It still wasn't fast enough. One of the reasons for this was I only had a handful of segment registers. Now when you're addressing memory in x86 realmode, you give an offset into one of the segment registers (CS (code segment), DS (Data segment), ES (Extra Segment), SS (Stack Segment) and I needed to access 4 buffers (vga buffer, texture, and x/y data for my tunnel).

So, I did some research and found the opcodes for the new 386 instructions, and tried using them. But turbo pascal's internal assembler didn't know about these opcodes. Now when it comes to x86 assembler there are prefixes for changing some characteristic about the next opcode. for instance a "ES:" prefix would modify the address in the instruction to be relative to the ES (Extra segment) instead of the DS (Data segment). If you used 32bit registeres in real mode the assembler would automatically output a prefix saying to use 32bit values/registers instead of 16 bit ones for the next opcode. This assembler didn't know how to do that. So I would use "db 0×66 ; mov ax, sp" to make the instruction "mov eax, esp". But then I discovered that the 386 had introduced another couple of segment registers (gs/fs). howeve there was no prefix for them, I had to hand assemble and insert the raw hex values for them into my program.
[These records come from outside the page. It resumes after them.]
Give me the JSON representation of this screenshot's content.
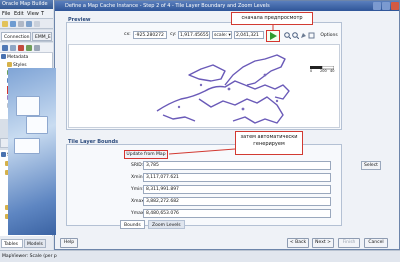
{
  "app": {
    "title": "Oracle Map Builde",
    "menu": [
      "File",
      "Edit",
      "View",
      "T"
    ],
    "connection_tabs": [
      "Connection",
      "EMM_E"
    ],
    "tree": [
      {
        "label": "Metadata",
        "indent": 0
      },
      {
        "label": "Styles",
        "indent": 1
      },
      {
        "label": "Themes",
        "indent": 1
      },
      {
        "label": "Base Maps",
        "indent": 1
      },
      {
        "label": "Tile Layers",
        "indent": 1
      },
      {
        "label": "Truetype Fonts",
        "indent": 1
      },
      {
        "label": "Deleted Items",
        "indent": 1
      }
    ],
    "hide_label": "Hide Data",
    "tree2": [
      {
        "label": "Spatial Tables",
        "indent": 0
      },
      {
        "label": "Annotation Tabl",
        "indent": 1
      },
      {
        "label": "Geometry Tabl",
        "indent": 1
      },
      {
        "label": "OBIEE_MAP",
        "indent": 2
      },
      {
        "label": "STATE",
        "indent": 3
      },
      {
        "label": "STATE",
        "indent": 3
      },
      {
        "label": "GeoRaster Tabl",
        "indent": 1
      },
      {
        "label": "Topology Table",
        "indent": 1
      }
    ],
    "bottom_tabs": [
      "Tables",
      "Models"
    ],
    "status": "MapViewer: Scale (per p"
  },
  "dialog": {
    "title": "Define a Map Cache Instance - Step 2 of 4 - Tile Layer Boundary and Zoom Levels",
    "preview": {
      "label": "Preview",
      "cx_label": "cx:",
      "cx_value": "-925.280272",
      "cy_label": "cy:",
      "cy_value": "1,917.45655",
      "scale_label": "scale:",
      "scale_value": "2,041,321",
      "options_label": "Options",
      "scale_ticks": [
        "0",
        "200",
        "40"
      ]
    },
    "callout_preview": "сначала предпросмотр",
    "bounds": {
      "label": "Tile Layer Bounds",
      "update_label": "Update from Map",
      "select_label": "Select",
      "rows": [
        {
          "label": "SRID:",
          "value": "3,785"
        },
        {
          "label": "Xmin:",
          "value": "3,117,077.621"
        },
        {
          "label": "Ymin:",
          "value": "8,311,991.897"
        },
        {
          "label": "Xmax:",
          "value": "3,882,272.682"
        },
        {
          "label": "Ymax:",
          "value": "8,480,653.076"
        }
      ],
      "tabs": [
        "Bounds",
        "Zoom Levels"
      ]
    },
    "callout_update": "затем автоматически генерируем",
    "buttons": {
      "help": "Help",
      "back": "< Back",
      "next": "Next >",
      "finish": "Finish",
      "cancel": "Cancel"
    }
  },
  "colors": {
    "accent": "#345a94",
    "callout_border": "#d23a32",
    "map_fill": "#7b6cbe"
  }
}
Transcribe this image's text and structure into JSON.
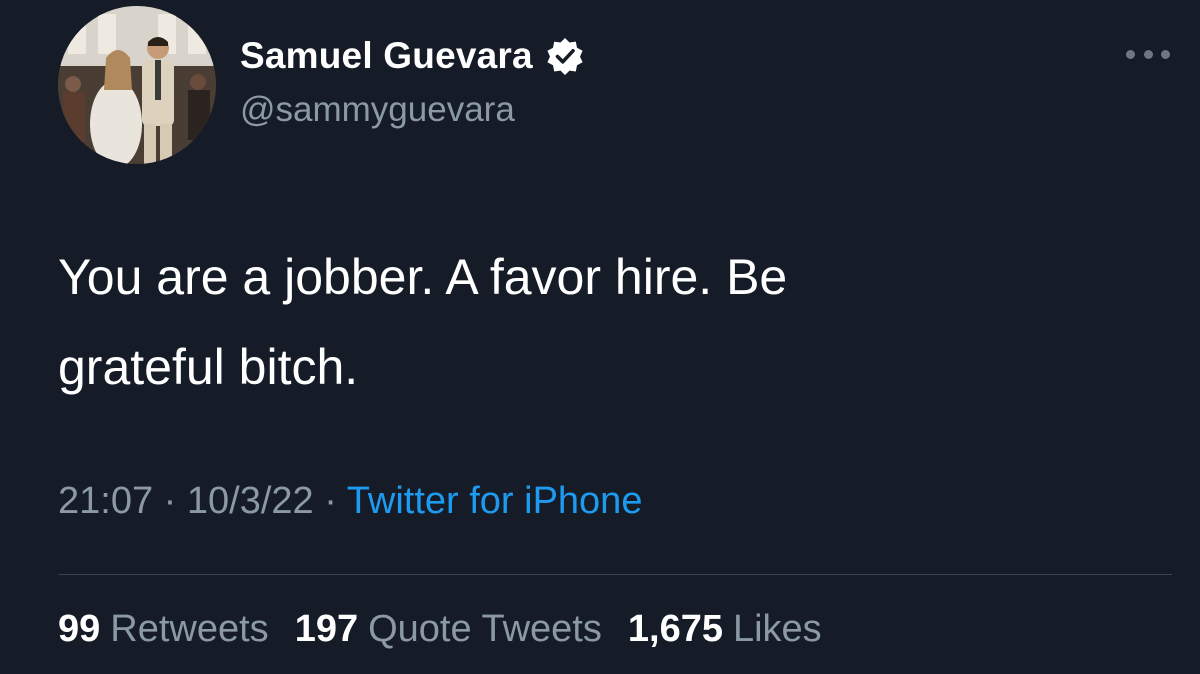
{
  "author": {
    "display_name": "Samuel Guevara",
    "handle": "@sammyguevara",
    "verified": true
  },
  "tweet": {
    "text_line_1": "You are a jobber. A favor hire. Be",
    "text_line_2": "grateful bitch.",
    "time": "21:07",
    "date": "10/3/22",
    "separator": "·",
    "source": "Twitter for iPhone"
  },
  "stats": {
    "retweets": {
      "count": "99",
      "label": "Retweets"
    },
    "quote_tweets": {
      "count": "197",
      "label": "Quote Tweets"
    },
    "likes": {
      "count": "1,675",
      "label": "Likes"
    }
  },
  "icons": {
    "verified": "verified-badge-icon",
    "more": "more-options-icon"
  },
  "colors": {
    "background": "#151c27",
    "text_primary": "#ffffff",
    "text_secondary": "#8b98a5",
    "link": "#1d9bf0",
    "divider": "#38444d"
  }
}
So now I had a program that I had hand assembled to make run, and now it ran fast enough to be useful on my machine, and it looked sweet!

But around the time of the release of ID's game "Doom" all of this disappeared. Compilers didn't produce completely moronic code anymore, and processesors were fast enough that you could afford to waste a few cycles here or there. The program I'd painstakingly hand optimised above I showed to a friend. He wrote the entire thing in C and it ran fine on his pentium computer. (his version however didn't run at all reasonably on my 386).

Doom was written almost entirely in C, including the 3d raycaster. Only the dissolve between missions was written in assembler. Soon computers were coming with 3d accelerated video cards and everyone forgot how to write assembler, except for the fringe lunatics and people who write compilers.

You might think that this is progress. No more do people spend a week painstakingly hand assembling code to get things to run as fast as humanly possible. But, the skills I learnt over 10 years ago when I taught myself to program are still useful today. Knowing the layout of a bootsector means I can correctly identify a lot more problems people have with disk images. Knowing assembly language in far more detail than anyone thinks is necessary helps with debugging obscure problems in programs.

You tell people today about hand assembling programs to get them to run at speed and they just won't believe you. :)